The Forex Volume Problem
In stock markets, volume data is precise and centralized. In forex, there's no central exchange, so true volume is unavailable for retail traders. What MT4/MT5 shows is tick volume: how many times the price ticked up or down per candle. It's not the same as actual dollar volume, but it correlates reasonably well with real activity.
Price Action Without Volume
The good news: most professional forex traders don't rely heavily on volume. Price action analysis (candle patterns, S/R, trend lines, chart patterns) is the foundation. Volume can add confirmation but is not required for a solid trading approach.

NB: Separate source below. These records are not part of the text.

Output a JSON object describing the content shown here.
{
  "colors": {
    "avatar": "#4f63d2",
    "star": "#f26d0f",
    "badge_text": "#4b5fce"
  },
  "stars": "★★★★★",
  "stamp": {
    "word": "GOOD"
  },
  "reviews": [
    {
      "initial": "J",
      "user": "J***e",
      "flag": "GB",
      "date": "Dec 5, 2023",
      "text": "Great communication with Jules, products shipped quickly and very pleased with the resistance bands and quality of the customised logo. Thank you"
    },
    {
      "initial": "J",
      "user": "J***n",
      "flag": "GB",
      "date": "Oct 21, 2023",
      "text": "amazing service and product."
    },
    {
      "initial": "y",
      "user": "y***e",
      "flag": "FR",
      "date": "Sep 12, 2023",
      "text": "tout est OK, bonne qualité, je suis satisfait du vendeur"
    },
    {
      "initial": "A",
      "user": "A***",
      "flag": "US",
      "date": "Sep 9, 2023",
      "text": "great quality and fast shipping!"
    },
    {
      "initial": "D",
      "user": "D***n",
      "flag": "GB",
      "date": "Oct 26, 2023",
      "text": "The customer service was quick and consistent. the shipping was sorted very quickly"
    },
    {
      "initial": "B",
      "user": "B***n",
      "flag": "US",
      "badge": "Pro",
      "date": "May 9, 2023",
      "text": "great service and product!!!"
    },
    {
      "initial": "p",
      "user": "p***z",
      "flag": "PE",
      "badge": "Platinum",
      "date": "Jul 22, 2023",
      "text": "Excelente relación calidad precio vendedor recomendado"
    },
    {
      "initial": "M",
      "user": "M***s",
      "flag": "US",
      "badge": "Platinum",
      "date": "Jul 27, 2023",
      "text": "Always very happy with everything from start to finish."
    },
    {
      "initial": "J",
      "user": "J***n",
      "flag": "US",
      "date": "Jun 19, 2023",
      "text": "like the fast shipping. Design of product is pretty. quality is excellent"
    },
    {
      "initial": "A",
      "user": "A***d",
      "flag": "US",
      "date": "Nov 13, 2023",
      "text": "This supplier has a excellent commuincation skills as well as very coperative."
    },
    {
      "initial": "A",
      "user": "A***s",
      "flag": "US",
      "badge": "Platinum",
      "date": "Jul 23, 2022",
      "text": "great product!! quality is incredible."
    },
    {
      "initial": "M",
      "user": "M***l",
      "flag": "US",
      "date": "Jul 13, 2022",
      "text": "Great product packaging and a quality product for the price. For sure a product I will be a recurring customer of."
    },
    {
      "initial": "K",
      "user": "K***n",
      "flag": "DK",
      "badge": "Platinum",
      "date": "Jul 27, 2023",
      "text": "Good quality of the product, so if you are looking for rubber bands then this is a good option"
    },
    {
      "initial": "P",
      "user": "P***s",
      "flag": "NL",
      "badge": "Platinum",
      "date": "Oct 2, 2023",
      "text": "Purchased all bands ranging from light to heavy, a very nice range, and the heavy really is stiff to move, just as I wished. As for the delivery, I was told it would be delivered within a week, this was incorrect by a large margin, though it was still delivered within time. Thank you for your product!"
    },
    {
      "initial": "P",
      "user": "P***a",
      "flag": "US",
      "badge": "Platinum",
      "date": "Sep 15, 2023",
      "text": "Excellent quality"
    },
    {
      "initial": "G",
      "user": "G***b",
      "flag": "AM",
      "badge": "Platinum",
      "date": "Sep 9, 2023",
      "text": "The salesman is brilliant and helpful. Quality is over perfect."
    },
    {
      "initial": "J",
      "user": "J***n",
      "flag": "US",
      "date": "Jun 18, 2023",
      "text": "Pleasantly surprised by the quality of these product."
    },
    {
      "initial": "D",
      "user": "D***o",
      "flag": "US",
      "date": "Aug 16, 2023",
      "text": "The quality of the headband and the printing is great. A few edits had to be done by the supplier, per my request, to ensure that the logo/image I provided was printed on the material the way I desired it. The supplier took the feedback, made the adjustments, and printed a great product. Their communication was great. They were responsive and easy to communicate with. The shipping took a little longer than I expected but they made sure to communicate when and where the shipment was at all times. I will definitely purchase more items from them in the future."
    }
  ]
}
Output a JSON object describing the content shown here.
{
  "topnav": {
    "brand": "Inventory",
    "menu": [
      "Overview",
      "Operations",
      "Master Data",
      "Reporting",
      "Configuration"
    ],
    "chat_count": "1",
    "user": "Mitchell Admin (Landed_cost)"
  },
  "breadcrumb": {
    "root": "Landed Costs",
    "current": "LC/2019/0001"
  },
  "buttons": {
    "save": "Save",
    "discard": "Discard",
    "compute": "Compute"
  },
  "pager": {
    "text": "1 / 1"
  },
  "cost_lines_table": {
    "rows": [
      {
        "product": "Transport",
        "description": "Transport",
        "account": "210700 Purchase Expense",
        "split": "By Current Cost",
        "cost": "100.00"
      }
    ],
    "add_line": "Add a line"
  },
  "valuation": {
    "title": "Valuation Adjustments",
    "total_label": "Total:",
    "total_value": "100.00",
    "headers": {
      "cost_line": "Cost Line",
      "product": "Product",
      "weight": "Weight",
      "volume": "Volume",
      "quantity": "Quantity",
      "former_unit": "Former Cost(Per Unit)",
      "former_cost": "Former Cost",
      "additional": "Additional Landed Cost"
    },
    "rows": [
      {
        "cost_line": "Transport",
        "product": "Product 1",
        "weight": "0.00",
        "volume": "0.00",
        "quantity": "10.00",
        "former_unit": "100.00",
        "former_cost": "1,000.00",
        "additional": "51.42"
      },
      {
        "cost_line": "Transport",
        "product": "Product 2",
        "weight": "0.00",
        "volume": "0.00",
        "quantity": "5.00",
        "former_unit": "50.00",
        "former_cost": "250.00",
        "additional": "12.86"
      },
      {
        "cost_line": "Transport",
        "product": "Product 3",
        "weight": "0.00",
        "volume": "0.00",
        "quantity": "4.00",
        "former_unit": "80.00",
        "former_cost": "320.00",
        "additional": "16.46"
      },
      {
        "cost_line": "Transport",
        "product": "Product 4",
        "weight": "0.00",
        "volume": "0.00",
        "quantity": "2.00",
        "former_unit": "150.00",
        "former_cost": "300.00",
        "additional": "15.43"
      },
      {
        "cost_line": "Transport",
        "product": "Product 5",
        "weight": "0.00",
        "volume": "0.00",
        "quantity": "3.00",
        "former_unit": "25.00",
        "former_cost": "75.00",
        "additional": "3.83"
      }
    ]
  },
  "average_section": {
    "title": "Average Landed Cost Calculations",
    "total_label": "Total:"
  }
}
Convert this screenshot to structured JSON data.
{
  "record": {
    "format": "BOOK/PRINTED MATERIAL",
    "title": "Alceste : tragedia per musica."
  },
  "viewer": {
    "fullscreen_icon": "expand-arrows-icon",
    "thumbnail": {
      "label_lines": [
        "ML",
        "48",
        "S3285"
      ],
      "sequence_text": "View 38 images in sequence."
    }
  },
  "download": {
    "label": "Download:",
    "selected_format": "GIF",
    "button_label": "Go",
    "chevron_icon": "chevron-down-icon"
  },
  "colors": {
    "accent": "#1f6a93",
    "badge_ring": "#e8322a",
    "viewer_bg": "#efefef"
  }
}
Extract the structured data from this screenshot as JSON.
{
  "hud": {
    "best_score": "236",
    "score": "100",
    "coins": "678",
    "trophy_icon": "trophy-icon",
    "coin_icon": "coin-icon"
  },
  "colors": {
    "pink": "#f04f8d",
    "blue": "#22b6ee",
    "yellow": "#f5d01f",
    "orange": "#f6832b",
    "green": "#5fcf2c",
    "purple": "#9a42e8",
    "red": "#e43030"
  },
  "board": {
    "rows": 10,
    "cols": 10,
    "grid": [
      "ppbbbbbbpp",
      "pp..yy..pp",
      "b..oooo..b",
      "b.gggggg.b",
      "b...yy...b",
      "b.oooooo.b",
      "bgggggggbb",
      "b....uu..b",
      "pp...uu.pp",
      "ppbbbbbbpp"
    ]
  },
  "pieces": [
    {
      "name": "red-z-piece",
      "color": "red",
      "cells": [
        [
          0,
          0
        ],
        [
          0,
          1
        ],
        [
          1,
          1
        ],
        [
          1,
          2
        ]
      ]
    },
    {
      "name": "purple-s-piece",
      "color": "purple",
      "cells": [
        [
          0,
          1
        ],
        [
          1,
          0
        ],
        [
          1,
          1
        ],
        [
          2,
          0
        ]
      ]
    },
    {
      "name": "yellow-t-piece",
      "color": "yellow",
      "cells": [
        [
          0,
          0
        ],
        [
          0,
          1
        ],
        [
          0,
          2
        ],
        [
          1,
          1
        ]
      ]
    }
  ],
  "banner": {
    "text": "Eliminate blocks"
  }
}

For beginners, focus on mastering price action first. Use volume as a secondary filter: if a breakout looks strong and volume confirms, weight the signal higher. If volume is absent, add a note of caution but don't automatically discard the trade.
Key Takeaways
- • Volume confirms or questions price moves. High volume = conviction. Low volume = caution.
- • A breakout on high volume is far more reliable than a breakout on low volume.
- • In spot forex, true volume is unavailable. Tick volume is a proxy but still useful.
- • Price action alone (without volume) is still very powerful. Most forex traders use it that way.